Pages

Thursday, June 23, 2011

Health Spending 1: Wastes in US health spending

The Economist in this June 17th 2011 issue produced this interesting chart.

In 2009 alone, some $600 to $850 billion of unnecessary care, fraudulent claims and other forms of wasteful health spending were made. The accompanying brief explanation of the graph says

A patient may see many skilled specialists, none of whom co-ordinate with one another. Payment systems are unfathomably complex and highly variable. Doctors order duplicative or unnecessary tests... All these problems are due to a simple, structural failing: the more services a hospital provides, the more it is paid.

The Business Pundit's US Healthcare vs. the Rest of the World: Part 2 also made these observations below.

That healthcare providers in the US can charge as much as they can, that the high administration cost contributes to high healthcare costs there.

I am just curious why the chart artist/s say that "The US government is less involved in price regulation..." So they are advocating more "price regulations" of healthcare by the US government? Tough luck, I don't believe that. That's a convenient excuse to justify more government intervention in healthcare and other sectors later on.

5 comments:

  1. The problem with left wing magazines is that they stumble all over themselves. One one hand they complain that there's too much duplicate services. On the other they leave out the reason why. Yes, doctors make double sure, triple sure of their diagnoses. Why? Lawsuits, something the magazine doesn't mention, which doesn't surprise me they being a left wing magazine in business to fool the gullible, and to advocate the complete government takeover of things, which is The Economist's position.

    And the day that medication stops being "118 percent more expensive" in the United States is the day that the price of medication rises 118% in the Philippines. It no secret (except amongst leftist journalists at leftist magazines) that the companies sell their drugs at a steep discount in poorer countries.

    21% of the EXCESS of spending? Excess over what? Britian's sorry system? What is "administration" that's supposedly double any country? Is this left wing magazine trying to say that government does things cheaper than the private sector?

    The problem with so much of western media today is that it's just made up. Literally. That final line is laughable. I would ask reading such, who went to jail. You defraud government, you go to jail, so who did? What I don't wait for is today's journalist being smart enough to answer that question, nor be smart enough to even why I would ask myself that, after reading a laughable assertion.

    ReplyDelete
  2. I didn't even look at first, becase I just know this article (not yours, the Economist) is pretty much a fraud. I can just sense it, being a consumer of journalism most of my 46 years.

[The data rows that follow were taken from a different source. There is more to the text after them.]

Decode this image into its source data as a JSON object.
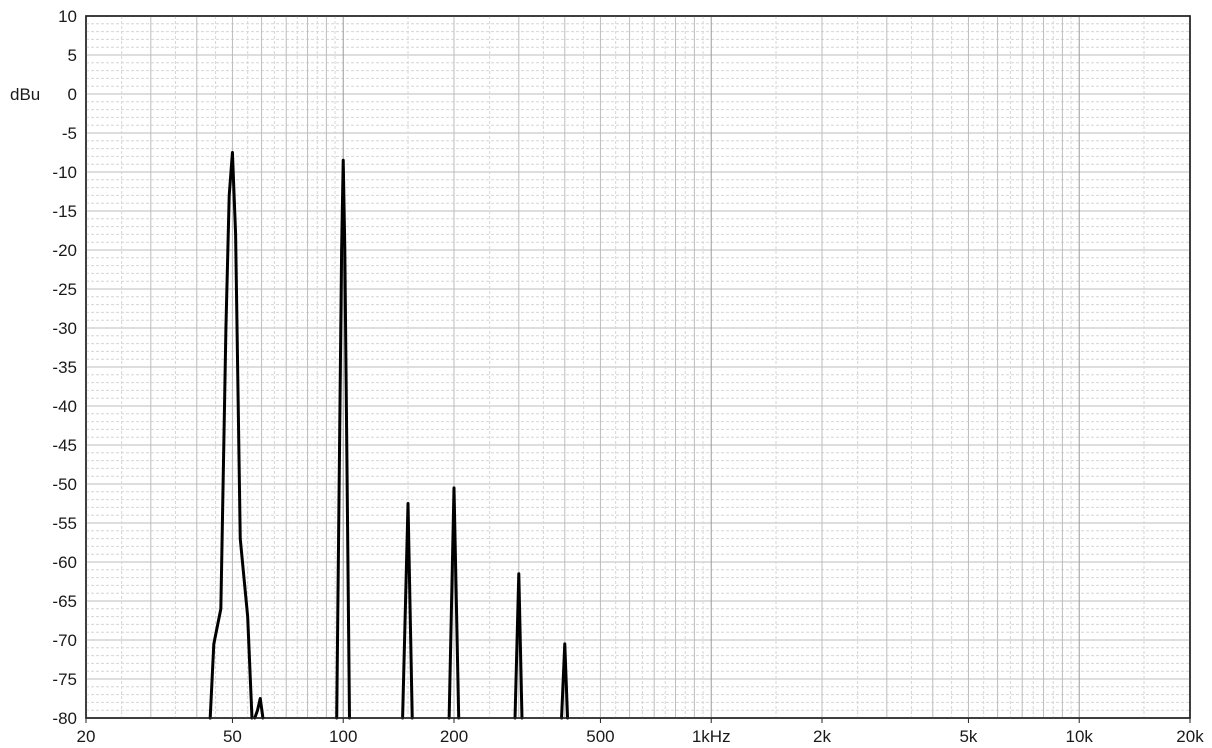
{
  "chart_data": {
    "type": "line",
    "title": "",
    "xlabel": "",
    "ylabel": "dBu",
    "x_scale": "log",
    "xlim": [
      20,
      20000
    ],
    "ylim": [
      -80,
      10
    ],
    "grid": true,
    "x_ticks": [
      {
        "value": 20,
        "label": "20"
      },
      {
        "value": 50,
        "label": "50"
      },
      {
        "value": 100,
        "label": "100"
      },
      {
        "value": 200,
        "label": "200"
      },
      {
        "value": 500,
        "label": "500"
      },
      {
        "value": 1000,
        "label": "1kHz"
      },
      {
        "value": 2000,
        "label": "2k"
      },
      {
        "value": 5000,
        "label": "5k"
      },
      {
        "value": 10000,
        "label": "10k"
      },
      {
        "value": 20000,
        "label": "20k"
      }
    ],
    "y_ticks": [
      10,
      5,
      0,
      -5,
      -10,
      -15,
      -20,
      -25,
      -30,
      -35,
      -40,
      -45,
      -50,
      -55,
      -60,
      -65,
      -70,
      -75,
      -80
    ],
    "series": [
      {
        "name": "",
        "color": "#000000",
        "segments": [
          [
            [
              43.5,
              -82
            ],
            [
              44.5,
              -70.5
            ],
            [
              46.5,
              -66
            ],
            [
              48,
              -30
            ],
            [
              49,
              -13
            ],
            [
              50,
              -7.5
            ],
            [
              51,
              -18
            ],
            [
              52.5,
              -57
            ],
            [
              55,
              -67
            ],
            [
              56.5,
              -82
            ]
          ],
          [
            [
              57.5,
              -82
            ],
            [
              58.5,
              -79
            ],
            [
              59.5,
              -77.5
            ],
            [
              60.5,
              -82
            ]
          ],
          [
            [
              96,
              -82
            ],
            [
              99,
              -20
            ],
            [
              100,
              -8.5
            ],
            [
              101,
              -20
            ],
            [
              104,
              -82
            ]
          ],
          [
            [
              145,
              -82
            ],
            [
              150,
              -52.5
            ],
            [
              154,
              -82
            ]
          ],
          [
            [
              194,
              -82
            ],
            [
              200,
              -50.5
            ],
            [
              206,
              -82
            ]
          ],
          [
            [
              293,
              -82
            ],
            [
              300,
              -61.5
            ],
            [
              306,
              -82
            ]
          ],
          [
            [
              392,
              -82
            ],
            [
              400,
              -70.5
            ],
            [
              407,
              -82
            ]
          ]
        ]
      }
    ]
  }
}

    http://www.miamiherald.com/2010/07/13/1729391/mental-health-rehab-services-on.html

    Not $310 million if spending on speech therapy...$310 million billed to the GOVERNMENT SYSTEM!!! is fraudulent.

    Yes, the Economist played it's readers for chumps, arguing for government controlled systems, pulling a factoid out of the writer's butt, just to fraudulently try to attribute that factoid to private "administration." THAT is journalist fraud, and why I never trust anything I read in the paper anymore, without further confirmation.

    ReplyDelete
  3. Hey Todd, thank you very much for pointing these out. Yes, I also have suspicions about The Economist of being more statist than free marketer. The Business Pundit, I am not aware of its political leaning yet, I just find their graphics rather user-friendly, but their main data source is not given.

    ReplyDelete
  4. I'm automatically suspicious of any article that doesn't touch on the two biggest drivers of American health care costs.

    1. Somebody else paying the bill. If you're hurting and an insurance company is paying the bill, you're going to consume as much health care as you can. A government takeover won't change this.

    2. Lawyers. We're a sue happy society. The billions and billions in lawsuits are added to the health care costs. The leftists wanting to take over health care do not want to change this situation, as lawyers and unions feed billions in bribes to our Democrat (leftist) Party.

    Both countries, yours and mine, the overwhelming amount of fraud, is found in the governent administered portions of our respective systems. Something else, that article won't tough...in an honest fashion.

    ReplyDelete
  5. Thanks again Todd. But a private health insurance can charge you higher premium next year if you consume a lot of healthcare this year. Whereas government health insurance will charge high those who take care of their body more so that government will have more money to subsidize those who are more irresponsible about their body but are more noisy politically.